At the currently low level of real returns, PDV calculations can be very sensitive to small changes in discount rates. While the interest rate on government bonds is often used to discount future government cash flows, the researchers argue that this discount rate does not account for the short-run and long-run fluctuations in deficits and surpluses. In the short run, both federal tax revenue and federal spending are strongly affected by the business cycle. US budget surpluses are procyclical, with larger surpluses when economic activity is strong, revenues are robust, and the demand for government spending programs, particularly transfer programs, is below average. In the long run, debt is cointegrated with GDP and inherits its long-run risk. This pattern leads the researchers to argue that the appropriate risk premium to use when discounting future surpluses must incorporate a “GDP risk premium.” They measure this premium as the average return on unleveraged equities relative to government bonds, which they estimate to be 2.6 percent per year at the end of 2021. They add this premium to the yield on long-term government bonds and use this as the discount rate in their calculations. They draw projections of budget surpluses and deficits from long-term analysis by the Congressional Budget Office (CBO).

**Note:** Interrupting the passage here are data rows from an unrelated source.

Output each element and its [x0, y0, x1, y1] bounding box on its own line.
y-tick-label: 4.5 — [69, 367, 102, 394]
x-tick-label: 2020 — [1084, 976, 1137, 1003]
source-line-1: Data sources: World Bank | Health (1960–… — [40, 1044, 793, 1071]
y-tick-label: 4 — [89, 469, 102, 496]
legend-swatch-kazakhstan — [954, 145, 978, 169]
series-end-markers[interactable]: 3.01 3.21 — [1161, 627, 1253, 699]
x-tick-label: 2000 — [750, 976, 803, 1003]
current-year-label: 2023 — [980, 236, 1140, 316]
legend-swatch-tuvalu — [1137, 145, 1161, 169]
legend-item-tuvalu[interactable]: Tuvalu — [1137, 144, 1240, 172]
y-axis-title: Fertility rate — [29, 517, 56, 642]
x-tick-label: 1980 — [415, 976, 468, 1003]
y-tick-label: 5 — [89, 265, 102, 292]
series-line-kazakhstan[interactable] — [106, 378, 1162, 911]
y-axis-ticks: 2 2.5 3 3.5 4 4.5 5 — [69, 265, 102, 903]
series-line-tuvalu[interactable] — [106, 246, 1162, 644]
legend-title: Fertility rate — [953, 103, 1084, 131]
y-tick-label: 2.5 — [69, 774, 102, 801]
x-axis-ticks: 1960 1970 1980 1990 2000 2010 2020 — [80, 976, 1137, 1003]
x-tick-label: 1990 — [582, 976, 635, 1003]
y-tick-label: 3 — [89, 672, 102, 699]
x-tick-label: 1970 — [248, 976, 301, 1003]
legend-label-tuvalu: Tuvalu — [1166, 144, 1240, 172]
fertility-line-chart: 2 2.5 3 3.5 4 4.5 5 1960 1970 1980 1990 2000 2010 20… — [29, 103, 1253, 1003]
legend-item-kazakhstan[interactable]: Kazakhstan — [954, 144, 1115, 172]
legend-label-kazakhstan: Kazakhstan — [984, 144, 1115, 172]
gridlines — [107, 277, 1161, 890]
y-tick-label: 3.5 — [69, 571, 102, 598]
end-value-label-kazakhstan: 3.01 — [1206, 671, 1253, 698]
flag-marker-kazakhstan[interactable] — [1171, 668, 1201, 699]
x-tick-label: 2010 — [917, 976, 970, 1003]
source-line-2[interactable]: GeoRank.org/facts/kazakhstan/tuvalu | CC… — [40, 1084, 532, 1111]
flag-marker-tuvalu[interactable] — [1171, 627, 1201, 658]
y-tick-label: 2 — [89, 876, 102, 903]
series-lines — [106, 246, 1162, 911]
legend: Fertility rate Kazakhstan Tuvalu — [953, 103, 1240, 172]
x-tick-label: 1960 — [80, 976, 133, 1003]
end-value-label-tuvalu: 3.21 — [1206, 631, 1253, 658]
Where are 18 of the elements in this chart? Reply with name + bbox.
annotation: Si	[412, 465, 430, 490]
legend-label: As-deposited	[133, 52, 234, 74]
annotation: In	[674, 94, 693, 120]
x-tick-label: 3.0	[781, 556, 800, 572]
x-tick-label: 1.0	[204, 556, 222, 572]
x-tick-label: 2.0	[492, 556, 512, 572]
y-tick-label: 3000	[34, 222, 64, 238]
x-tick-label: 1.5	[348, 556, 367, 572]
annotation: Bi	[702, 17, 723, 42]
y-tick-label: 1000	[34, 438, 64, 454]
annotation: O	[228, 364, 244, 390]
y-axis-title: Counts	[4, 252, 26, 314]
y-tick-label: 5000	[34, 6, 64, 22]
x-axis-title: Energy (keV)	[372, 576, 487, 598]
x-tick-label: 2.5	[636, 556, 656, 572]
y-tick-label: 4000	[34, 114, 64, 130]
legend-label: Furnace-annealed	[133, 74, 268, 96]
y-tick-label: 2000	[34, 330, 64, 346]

The researchers begin by calculating the PDV of projected federal budget deficits between 2022 and 2051; this yields a value of $21.6 trillion. They then calculate the PDV of the CBO’s projection of US government debt in 2051, whose value is $31.6 trillion. This $31.6 trillion reflects surpluses after 2051. Subtracting the PDV of deficits from the PDV of debt results in a fiscal capacity estimate of about $10 trillion, which could support other liabilities.

The researchers note that US Treasury yields are below yields on risk-free assets because of their status as safe-haven assets. The resulting seigniorage revenue adds another $3.7 trillion in PDV to the fiscal capacity, bringing it to around $13.7 trillion. This value is well below the roughly $23.5 trillion of current US Treasury debt outstanding. To equate current outstanding debt with fiscal capacity would require the US to run surpluses of 3.3 percent of GDP in every year from 2022 until 2051, rather than deficits averaging 3.7 percent of GDP, as the CBO currently projects. They point out that while it is possible that participants in the market for US Treasuries anticipate significant future fiscal changes that are not embodied in the CBO projection, the changes that would be required to close the capacity shortfall are very large.

They also observe that because prospective government surpluses accrue in the distant future, the duration of the financial claim associated with these surpluses, greater than 50 years, is much longer than the duration of outstanding government debt — about 5 years. A 1 percent increase in the interest rate, holding projected nominal GDP and primary surpluses constant, therefore results in a large increase in the projected debt-to-GDP ratio in 2051. This increase is the equivalent of a 2.9 percent increase in the primary surplus as a share of GDP in every year after 2051.